鑒於先前鮮少有針對路網形狀或高度的路徑比對研究,本論文提出一套能針對特定區域自動尋找符合使用者要求路線之演算法。本文分為兩部分,第一部分是在平面二維空間中,使用者給定一張物件圖像,接著分別對物件和背景進行特徵點提取,再使用遮罩過濾雜訊後的形狀上下文進行特徵點比對,在比對區域內找出一段封閉路線近似於物件圖像輪廓;第二部分是對三維空間中的高度,根據使用者期望的路線總長度及路線高度的變化,對背景進行內插搜尋篩選路線,之後使用動態時間規劃對兩個標準化後的二維高度序列進行比對,在比對區域內找出一段最符合條件的路線。最後會將比對出來的路線呈現在網頁的互動式地圖上,方便使用者瀏覽。
The craze for sports has caused the booming of sports-related applications. Many of these running applications can set routes, goals, and record sports tracks. However, these applications can’t automatically plan routes for users who want specific elevation routes or routes with interesting shapes.

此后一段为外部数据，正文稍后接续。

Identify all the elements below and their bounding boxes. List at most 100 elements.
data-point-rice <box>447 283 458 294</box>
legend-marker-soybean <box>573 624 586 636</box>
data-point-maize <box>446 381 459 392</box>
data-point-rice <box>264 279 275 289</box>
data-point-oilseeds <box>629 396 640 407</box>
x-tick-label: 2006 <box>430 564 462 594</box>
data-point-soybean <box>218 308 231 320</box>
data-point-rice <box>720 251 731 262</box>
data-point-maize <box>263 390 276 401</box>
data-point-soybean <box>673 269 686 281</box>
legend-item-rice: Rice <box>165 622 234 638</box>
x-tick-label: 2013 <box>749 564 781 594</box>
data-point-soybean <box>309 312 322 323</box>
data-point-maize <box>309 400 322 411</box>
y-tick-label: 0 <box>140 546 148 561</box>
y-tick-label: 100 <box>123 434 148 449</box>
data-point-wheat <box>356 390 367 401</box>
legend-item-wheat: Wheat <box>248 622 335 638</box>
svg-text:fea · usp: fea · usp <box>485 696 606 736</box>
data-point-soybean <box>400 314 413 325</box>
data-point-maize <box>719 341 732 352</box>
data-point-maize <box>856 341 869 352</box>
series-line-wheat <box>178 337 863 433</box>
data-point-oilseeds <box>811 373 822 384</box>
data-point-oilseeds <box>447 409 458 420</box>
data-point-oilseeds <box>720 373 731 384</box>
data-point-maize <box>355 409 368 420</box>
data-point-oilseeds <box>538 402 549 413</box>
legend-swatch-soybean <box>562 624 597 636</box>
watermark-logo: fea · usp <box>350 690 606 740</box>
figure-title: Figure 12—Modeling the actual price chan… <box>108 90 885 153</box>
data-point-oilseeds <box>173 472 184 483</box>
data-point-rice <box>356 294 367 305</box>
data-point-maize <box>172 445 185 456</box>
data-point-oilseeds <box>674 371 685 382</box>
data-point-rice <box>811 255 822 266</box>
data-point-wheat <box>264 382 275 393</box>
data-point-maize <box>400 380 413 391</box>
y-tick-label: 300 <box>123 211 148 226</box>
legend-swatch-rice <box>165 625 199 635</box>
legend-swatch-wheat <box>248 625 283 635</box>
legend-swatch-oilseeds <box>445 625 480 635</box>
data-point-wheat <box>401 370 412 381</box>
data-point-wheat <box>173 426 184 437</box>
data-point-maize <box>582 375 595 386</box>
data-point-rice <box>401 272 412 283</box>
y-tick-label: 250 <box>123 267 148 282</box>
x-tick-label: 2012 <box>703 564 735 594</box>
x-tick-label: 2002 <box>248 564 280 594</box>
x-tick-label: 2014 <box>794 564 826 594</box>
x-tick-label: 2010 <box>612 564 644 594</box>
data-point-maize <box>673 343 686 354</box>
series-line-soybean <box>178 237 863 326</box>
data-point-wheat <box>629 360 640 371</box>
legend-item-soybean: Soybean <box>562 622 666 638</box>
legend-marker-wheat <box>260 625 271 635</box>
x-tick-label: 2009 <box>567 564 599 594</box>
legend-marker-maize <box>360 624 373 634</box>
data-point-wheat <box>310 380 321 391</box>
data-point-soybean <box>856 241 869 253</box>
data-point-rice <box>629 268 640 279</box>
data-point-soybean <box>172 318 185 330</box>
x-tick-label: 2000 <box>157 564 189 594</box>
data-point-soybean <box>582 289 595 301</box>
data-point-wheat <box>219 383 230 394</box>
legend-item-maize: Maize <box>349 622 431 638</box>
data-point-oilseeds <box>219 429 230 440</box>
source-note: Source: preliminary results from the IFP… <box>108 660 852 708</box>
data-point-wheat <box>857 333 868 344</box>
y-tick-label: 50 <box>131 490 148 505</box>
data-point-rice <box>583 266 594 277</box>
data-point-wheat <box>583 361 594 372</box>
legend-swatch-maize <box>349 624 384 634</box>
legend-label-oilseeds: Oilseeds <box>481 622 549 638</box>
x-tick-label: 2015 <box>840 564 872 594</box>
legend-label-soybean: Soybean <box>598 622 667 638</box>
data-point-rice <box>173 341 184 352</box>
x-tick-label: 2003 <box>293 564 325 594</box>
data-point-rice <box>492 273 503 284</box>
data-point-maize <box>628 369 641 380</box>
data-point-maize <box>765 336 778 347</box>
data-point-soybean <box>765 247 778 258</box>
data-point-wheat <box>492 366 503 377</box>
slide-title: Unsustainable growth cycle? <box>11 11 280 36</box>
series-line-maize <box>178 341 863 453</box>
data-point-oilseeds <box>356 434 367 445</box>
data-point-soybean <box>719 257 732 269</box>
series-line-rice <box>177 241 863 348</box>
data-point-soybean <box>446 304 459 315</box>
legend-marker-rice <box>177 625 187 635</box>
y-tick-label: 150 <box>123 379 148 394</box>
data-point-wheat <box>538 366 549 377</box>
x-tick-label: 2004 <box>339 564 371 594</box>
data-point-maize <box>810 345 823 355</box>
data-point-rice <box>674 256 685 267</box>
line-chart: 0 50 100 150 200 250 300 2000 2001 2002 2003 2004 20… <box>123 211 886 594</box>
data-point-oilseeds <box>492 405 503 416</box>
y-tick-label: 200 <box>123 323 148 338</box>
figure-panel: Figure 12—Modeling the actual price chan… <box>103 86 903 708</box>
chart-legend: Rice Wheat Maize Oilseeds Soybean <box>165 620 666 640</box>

In view of the fact that there have been few previous researches on path comparison according to shape or height of the corresponding routes, this paper proposes an algorithm that can automatically find a route that meets the user’s requirements within a specific area. This paper consists of two parts. Dealing with the 2D case, the first part is to extract the feature points of a desired shape given by a user and the background, and use the shape context by removing the noise to perform the feature point matching. Then, we can get a closed route in a given area that approximates the outline of the desired shape. The second part is focusing on the height of routes in the 3D space. According to a user’s desired route containing distance and height, we do interpolation searches on the background to select candidate routes. After that, we use dynamic time warping to compare normalized 2D height sequences to find a route that best meets the conditions in a given area. Finally, the result will be presented on an interactive webmap, which is convenient for users to browse.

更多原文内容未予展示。